The Black Keys perform on Saturday evening as part of the NASCAR Chicago Street Race weekend.

Zubaer Khan/Sun-Times

“We’re just trying to get louder than those race cars,” Auerbach declared to a cheering crowd.

There were also reverent covers of The Sonics’ “Have Love Will Travel” and a twangy take on the Motown classic, “I Heard It Through the Grapevine.” And yes, ample tastes of The Black Keys’ new collaborative album “Ohio Players,” released in April, including lead single “Beautiful People (Stay High),” as well as “This Is Nowhere” (written with Beck) and the Noel Gallagher-featured track “On The Game.”

Yet, these current selects came off too polished and watered-down, commercialized attempts compared to the rest of the band’s catalog, recorded with analog, one-take perfection.

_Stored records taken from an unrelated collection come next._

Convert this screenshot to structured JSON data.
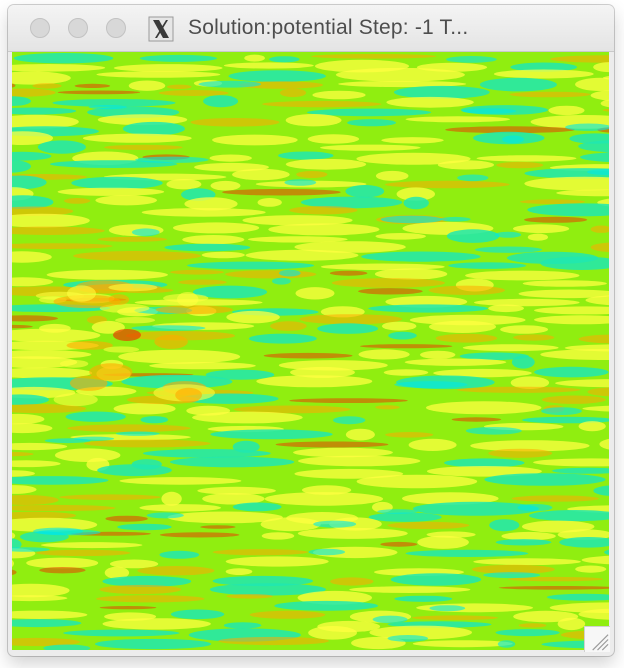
{
  "window": {
    "title": "Solution:potential Step: -1 T..."
  },
  "icons": {
    "close": "close-button-icon",
    "minimize": "minimize-button-icon",
    "maximize": "zoom-button-icon",
    "app": "x11-icon",
    "resize": "resize-grip-icon"
  },
  "colors": {
    "background_green": "#90ee10",
    "yellow": "#ffff40",
    "orange": "#ffaa00",
    "red": "#e84000",
    "cyan": "#20e8b0",
    "cyan_core": "#00e8e8"
  }
}
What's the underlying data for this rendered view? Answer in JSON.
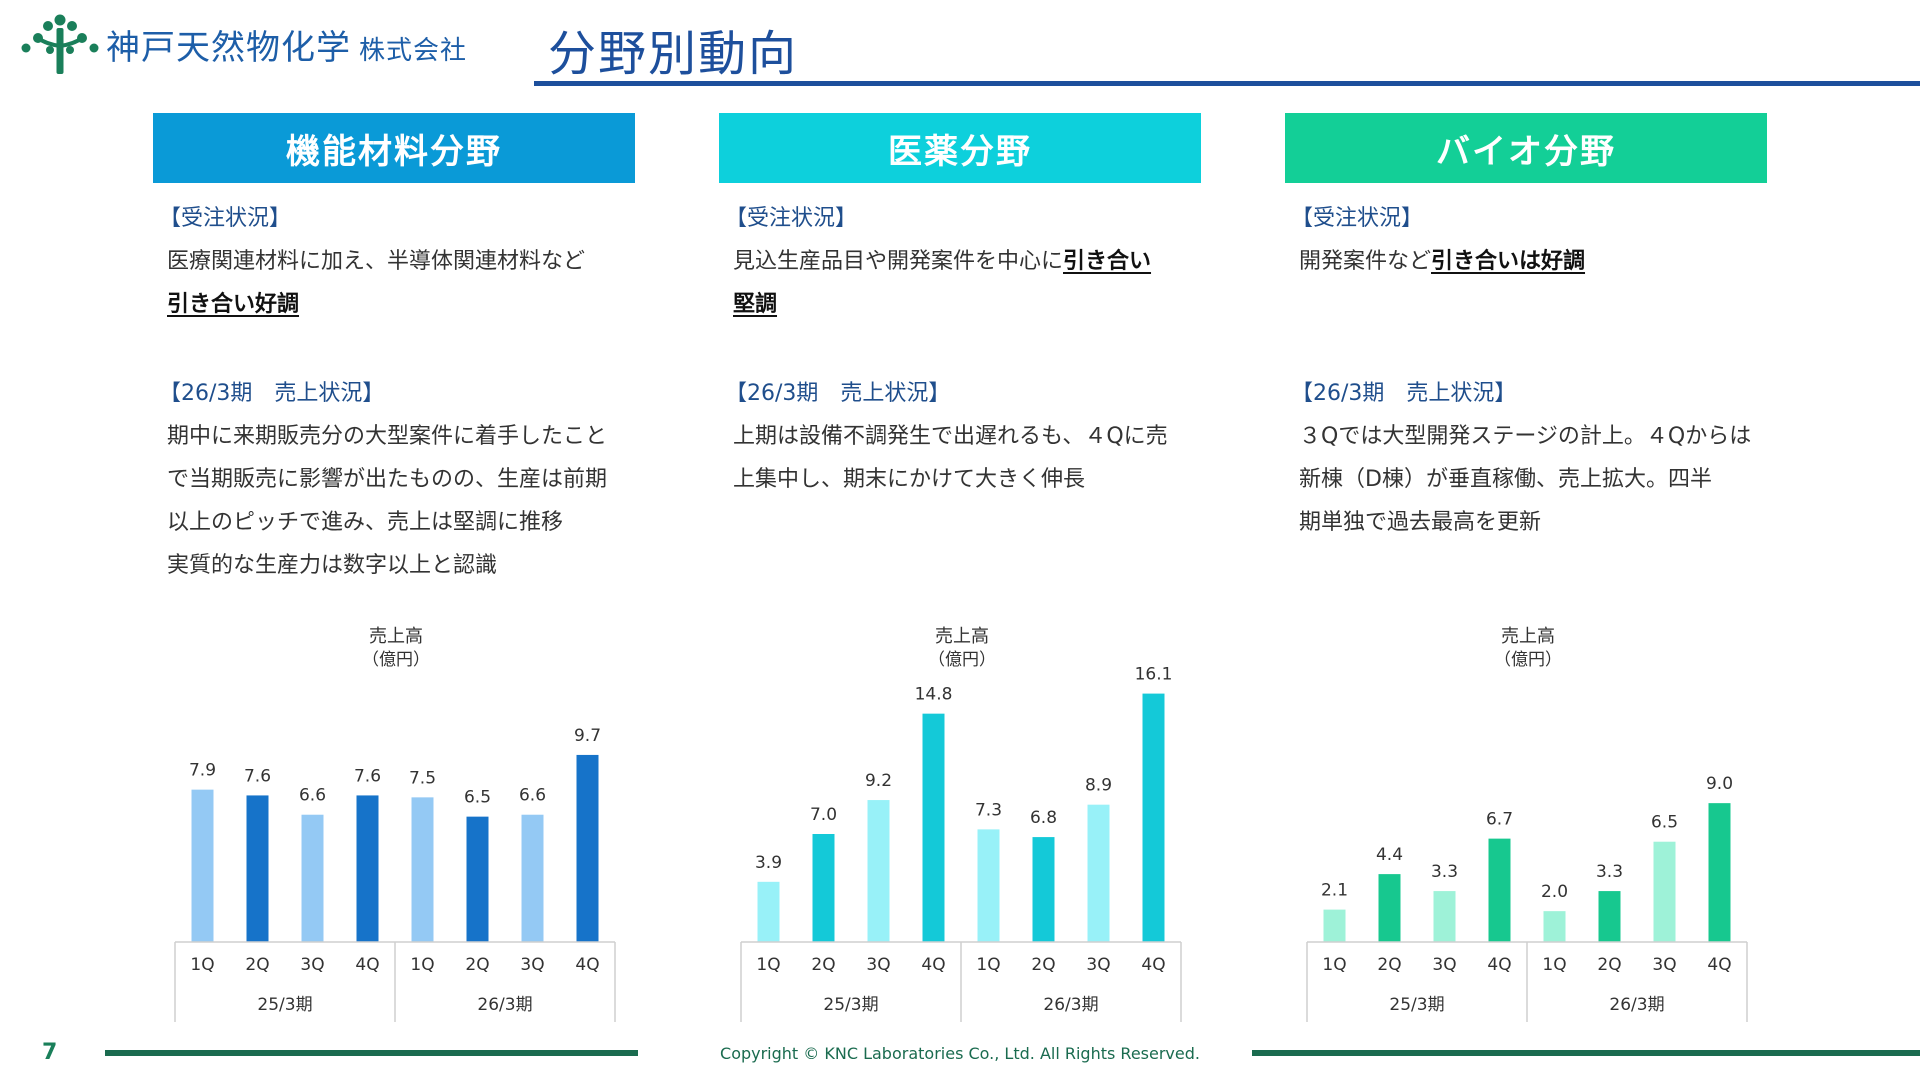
{
  "header": {
    "company_name": "神戸天然物化学",
    "company_suffix": "株式会社",
    "page_title": "分野別動向"
  },
  "columns": [
    {
      "title": "機能材料分野",
      "color": "#0a9ad7",
      "order_label": "【受注状況】",
      "order_lines": [
        "医療関連材料に加え、半導体関連材料など"
      ],
      "order_bold": [
        "引き合い好調"
      ],
      "sales_label": "【26/3期　売上状況】",
      "sales_lines": [
        "期中に来期販売分の大型案件に着手したこと",
        "で当期販売に影響が出たものの、生産は前期",
        "以上のピッチで進み、売上は堅調に推移",
        "実質的な生産力は数字以上と認識"
      ]
    },
    {
      "title": "医薬分野",
      "color": "#0dd0dc",
      "order_label": "【受注状況】",
      "order_lines": [
        "見込生産品目や開発案件を中心に"
      ],
      "order_bold": [
        "引き合い",
        "堅調"
      ],
      "sales_label": "【26/3期　売上状況】",
      "sales_lines": [
        "上期は設備不調発生で出遅れるも、４Qに売",
        "上集中し、期末にかけて大きく伸長"
      ]
    },
    {
      "title": "バイオ分野",
      "color": "#13cf97",
      "order_label": "【受注状況】",
      "order_lines": [
        "開発案件など"
      ],
      "order_bold": [
        "引き合いは好調"
      ],
      "sales_label": "【26/3期　売上状況】",
      "sales_lines": [
        "３Qでは大型開発ステージの計上。４Qからは",
        "新棟（D棟）が垂直稼働、売上拡大。四半",
        "期単独で過去最高を更新"
      ]
    }
  ],
  "chart_data": [
    {
      "type": "bar",
      "title": "売上高",
      "unit": "（億円）",
      "categories": [
        "1Q",
        "2Q",
        "3Q",
        "4Q",
        "1Q",
        "2Q",
        "3Q",
        "4Q"
      ],
      "groups": [
        "25/3期",
        "26/3期"
      ],
      "values": [
        7.9,
        7.6,
        6.6,
        7.6,
        7.5,
        6.5,
        6.6,
        9.7
      ],
      "labels": [
        "7.9",
        "7.6",
        "6.6",
        "7.6",
        "7.5",
        "6.5",
        "6.6",
        "9.7"
      ],
      "colors": [
        "#94c9f4",
        "#1673c9",
        "#94c9f4",
        "#1673c9",
        "#94c9f4",
        "#1673c9",
        "#94c9f4",
        "#1673c9"
      ],
      "ylim": [
        0,
        14
      ]
    },
    {
      "type": "bar",
      "title": "売上高",
      "unit": "（億円）",
      "categories": [
        "1Q",
        "2Q",
        "3Q",
        "4Q",
        "1Q",
        "2Q",
        "3Q",
        "4Q"
      ],
      "groups": [
        "25/3期",
        "26/3期"
      ],
      "values": [
        3.9,
        7.0,
        9.2,
        14.8,
        7.3,
        6.8,
        8.9,
        16.1
      ],
      "labels": [
        "3.9",
        "7.0",
        "9.2",
        "14.8",
        "7.3",
        "6.8",
        "8.9",
        "16.1"
      ],
      "colors": [
        "#98f1f8",
        "#14c9d8",
        "#98f1f8",
        "#14c9d8",
        "#98f1f8",
        "#14c9d8",
        "#98f1f8",
        "#14c9d8"
      ],
      "ylim": [
        0,
        17.5
      ]
    },
    {
      "type": "bar",
      "title": "売上高",
      "unit": "（億円）",
      "categories": [
        "1Q",
        "2Q",
        "3Q",
        "4Q",
        "1Q",
        "2Q",
        "3Q",
        "4Q"
      ],
      "groups": [
        "25/3期",
        "26/3期"
      ],
      "values": [
        2.1,
        4.4,
        3.3,
        6.7,
        2.0,
        3.3,
        6.5,
        9.0
      ],
      "labels": [
        "2.1",
        "4.4",
        "3.3",
        "6.7",
        "2.0",
        "3.3",
        "6.5",
        "9.0"
      ],
      "colors": [
        "#9ef2d8",
        "#17c88f",
        "#9ef2d8",
        "#17c88f",
        "#9ef2d8",
        "#17c88f",
        "#9ef2d8",
        "#17c88f"
      ],
      "ylim": [
        0,
        17.5
      ]
    }
  ],
  "footer": {
    "page_number": "7",
    "copyright": "Copyright © KNC Laboratories Co., Ltd. All Rights Reserved."
  }
}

In fact, it was the Auerbach-deemed “oldies but goodies” that stole the spotlight Saturday, including the scorching “Heavy Soul” that harkens back to a time 20 years ago when The Black Keys were cutting their teeth in those down-and-dirty clubs and studios — before the five Grammys, before working with uber manager Irving Azoff, before losing their grit to the mainstream sheen. If they are trying to replicate those formative days, they are on the right track after the NASCAR appearance.